Amid the archeology of literature, there are novels easily found, gauzed only by a light crumble of soil, and there are true artifacts: buried six feet under. Their chance encounter is particularly worth talking about because one has to wonder how in the history of the civilized world this pairing of ink and paper has not continued its glory, glory, hallelujah.
In the 1970s and '80s, Helen Potrebenko was a cherished and important Vancouver writer, well known for her early writing in Pedestal, Canada's first women's-liberation newspaper, and for her numerous books that included short stories, novels, poems and plays. Hers was the significant working-class urban feminist voice. She also had jokes, good ones. Modern Times, a major bookstore in San Francisco, had a big sign telling customers that if they only read one book in 1975, it should be Taxi!.
New Star Books published Taxi! during a time when “political” was an urgent rather than a dismissed word. (The novel is now available from Lazara Press.) According to Potrebenko, “Women here were very concerned that there should be literature with which we could identify, and since most women are working class and find very little about people like us to read, we were going to rectify that.”
Taxi! rectifies a great deal more than that and enjoys a born-again pertinence today. It's wonderfully refreshing and confrontational 34 years later, as we are humped by the recession. On Page 11, the ring from the line “Capitalism has begun its cataclysmic degeneration” would make Karl Marx sit up in his grave and nod, in unison, with the rest of us bamboozled by recent banking bollockology.

Helen Potrebenko today, at her home in Burnaby, B.C.

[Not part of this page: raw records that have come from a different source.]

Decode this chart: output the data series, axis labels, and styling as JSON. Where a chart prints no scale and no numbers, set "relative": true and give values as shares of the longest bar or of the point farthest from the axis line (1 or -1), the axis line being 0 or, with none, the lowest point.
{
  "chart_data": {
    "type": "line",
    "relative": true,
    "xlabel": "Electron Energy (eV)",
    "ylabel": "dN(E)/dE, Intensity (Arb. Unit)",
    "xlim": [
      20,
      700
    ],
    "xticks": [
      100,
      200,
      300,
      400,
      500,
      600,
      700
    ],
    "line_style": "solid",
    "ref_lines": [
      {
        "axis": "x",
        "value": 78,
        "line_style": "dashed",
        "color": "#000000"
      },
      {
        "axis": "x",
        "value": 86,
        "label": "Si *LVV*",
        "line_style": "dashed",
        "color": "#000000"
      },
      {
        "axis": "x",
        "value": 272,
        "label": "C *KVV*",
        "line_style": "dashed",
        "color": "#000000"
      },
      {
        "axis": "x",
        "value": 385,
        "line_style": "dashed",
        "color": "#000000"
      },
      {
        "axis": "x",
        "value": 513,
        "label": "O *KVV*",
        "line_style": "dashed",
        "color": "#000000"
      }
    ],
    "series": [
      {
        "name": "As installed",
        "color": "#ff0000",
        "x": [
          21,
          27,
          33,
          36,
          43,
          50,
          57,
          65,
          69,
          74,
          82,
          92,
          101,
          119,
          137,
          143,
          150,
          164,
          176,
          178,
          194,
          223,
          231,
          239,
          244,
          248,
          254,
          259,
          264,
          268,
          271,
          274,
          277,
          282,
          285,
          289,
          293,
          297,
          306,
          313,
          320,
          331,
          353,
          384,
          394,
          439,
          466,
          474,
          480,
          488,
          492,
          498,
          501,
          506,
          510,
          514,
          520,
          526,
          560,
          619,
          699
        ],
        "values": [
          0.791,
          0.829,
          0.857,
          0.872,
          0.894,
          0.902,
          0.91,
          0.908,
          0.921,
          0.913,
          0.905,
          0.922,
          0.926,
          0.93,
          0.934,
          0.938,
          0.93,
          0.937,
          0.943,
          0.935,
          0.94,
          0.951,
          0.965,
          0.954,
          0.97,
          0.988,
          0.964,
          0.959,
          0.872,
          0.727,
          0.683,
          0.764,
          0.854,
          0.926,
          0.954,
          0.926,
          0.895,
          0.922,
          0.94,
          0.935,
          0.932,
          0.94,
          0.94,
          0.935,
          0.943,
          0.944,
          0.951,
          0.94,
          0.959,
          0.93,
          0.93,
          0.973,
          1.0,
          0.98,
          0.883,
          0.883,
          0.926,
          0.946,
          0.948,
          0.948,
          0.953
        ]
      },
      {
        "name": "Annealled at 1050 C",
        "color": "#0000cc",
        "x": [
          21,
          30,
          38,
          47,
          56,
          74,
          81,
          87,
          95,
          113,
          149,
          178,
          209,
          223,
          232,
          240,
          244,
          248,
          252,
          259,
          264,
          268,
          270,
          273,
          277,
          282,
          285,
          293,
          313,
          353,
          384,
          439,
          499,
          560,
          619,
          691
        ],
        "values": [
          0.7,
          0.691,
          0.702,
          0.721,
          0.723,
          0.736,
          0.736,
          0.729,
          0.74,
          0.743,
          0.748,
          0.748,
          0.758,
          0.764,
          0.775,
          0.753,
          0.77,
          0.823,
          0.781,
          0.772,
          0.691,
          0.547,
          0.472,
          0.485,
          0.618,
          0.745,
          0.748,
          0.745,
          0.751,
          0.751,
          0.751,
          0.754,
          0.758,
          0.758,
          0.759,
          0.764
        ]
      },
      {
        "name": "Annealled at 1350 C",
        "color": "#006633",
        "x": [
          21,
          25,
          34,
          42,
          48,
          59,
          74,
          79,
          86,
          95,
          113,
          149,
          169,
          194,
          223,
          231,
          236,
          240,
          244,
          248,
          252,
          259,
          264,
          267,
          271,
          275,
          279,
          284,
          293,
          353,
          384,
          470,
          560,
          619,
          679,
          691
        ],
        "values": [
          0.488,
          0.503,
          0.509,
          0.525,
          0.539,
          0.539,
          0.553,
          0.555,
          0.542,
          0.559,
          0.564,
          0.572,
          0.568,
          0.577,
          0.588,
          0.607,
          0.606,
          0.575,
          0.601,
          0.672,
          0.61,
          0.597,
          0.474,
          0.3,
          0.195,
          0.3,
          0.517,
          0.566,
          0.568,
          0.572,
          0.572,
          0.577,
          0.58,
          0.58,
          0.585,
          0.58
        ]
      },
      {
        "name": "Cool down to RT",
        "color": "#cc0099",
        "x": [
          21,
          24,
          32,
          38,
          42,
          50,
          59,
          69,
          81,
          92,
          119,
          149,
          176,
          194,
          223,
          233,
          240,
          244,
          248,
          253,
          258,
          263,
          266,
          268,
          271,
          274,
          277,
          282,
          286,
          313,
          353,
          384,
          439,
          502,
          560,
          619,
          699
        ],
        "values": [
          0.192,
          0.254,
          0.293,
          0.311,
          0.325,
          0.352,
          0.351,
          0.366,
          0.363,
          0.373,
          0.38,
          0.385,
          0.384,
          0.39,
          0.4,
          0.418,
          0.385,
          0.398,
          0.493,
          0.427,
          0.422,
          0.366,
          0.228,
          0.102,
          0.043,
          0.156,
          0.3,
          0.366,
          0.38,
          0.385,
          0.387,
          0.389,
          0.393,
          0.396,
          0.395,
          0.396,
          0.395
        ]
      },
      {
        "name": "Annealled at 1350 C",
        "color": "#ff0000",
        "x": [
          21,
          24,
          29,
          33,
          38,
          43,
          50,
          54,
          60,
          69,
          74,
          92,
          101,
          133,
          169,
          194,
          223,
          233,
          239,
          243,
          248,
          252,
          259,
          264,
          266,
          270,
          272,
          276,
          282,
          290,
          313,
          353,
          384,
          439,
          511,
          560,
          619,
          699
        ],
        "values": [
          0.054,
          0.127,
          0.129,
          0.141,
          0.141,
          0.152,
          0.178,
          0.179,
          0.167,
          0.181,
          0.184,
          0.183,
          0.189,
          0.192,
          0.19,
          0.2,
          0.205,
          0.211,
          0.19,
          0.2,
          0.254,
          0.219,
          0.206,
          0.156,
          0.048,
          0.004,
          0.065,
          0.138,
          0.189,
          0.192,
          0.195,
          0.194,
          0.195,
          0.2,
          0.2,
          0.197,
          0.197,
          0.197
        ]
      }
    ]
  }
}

Shannon, a sharp and mordantly funny cab driver, delivers as many apt nuggets as passengers while she navigates, examines and confronts the city, clinging to her sanity, among the inane blather of those tripping into, out of and around her cab.
It is this perfect combination of the cab crisscrossing, taking the reader into distinctive Vancouver neighbourhoods, and the varied population who open and slam the door that situates the reader in place and time.
It's a novel to read for then and now: Potrebenko's unique voice and perfectly paced writing render it in witty exchanges and jazzy Chekhovian musings, such as: “She was sometimes a personable person. Sometimes people called her beautiful and sometimes ugly, which goes to show she isn't a proper woman since with proper women there is no doubt whether they are beautiful or ugly.”
And: “Shannon fell in love with Ronnie in October but preoccupied as are all drivers with making money, he didn't notice until several weeks had gone by.”
Or: “She would have preferred a woman friend but she hardly ever met any women. Few cab drivers are women and few women earn enough money to ride in cabs much.”
Or: “Sundays are always slow unless it snows and it rarely snows in August in Vancouver.”
The fragmented style of the novel conveys the fragmented nature of the job. Discombobulating images flitter though Shannon's wing and rear-view mirrors, and the snips and snipes of conversation, or more accurately interrogation, gate-crash her ears. I've got no money. Airport. Do you ball? Are you married? How do you like cab driving? What sort of job is this? Where can I buy a woman?
Unusually for a character in a novel, but like many people currently, she is looking for a job. We learn of the extrapolations of scoring shifts as a cab driver, and the specific extrapolation for a female driver. Encore, Do you ball?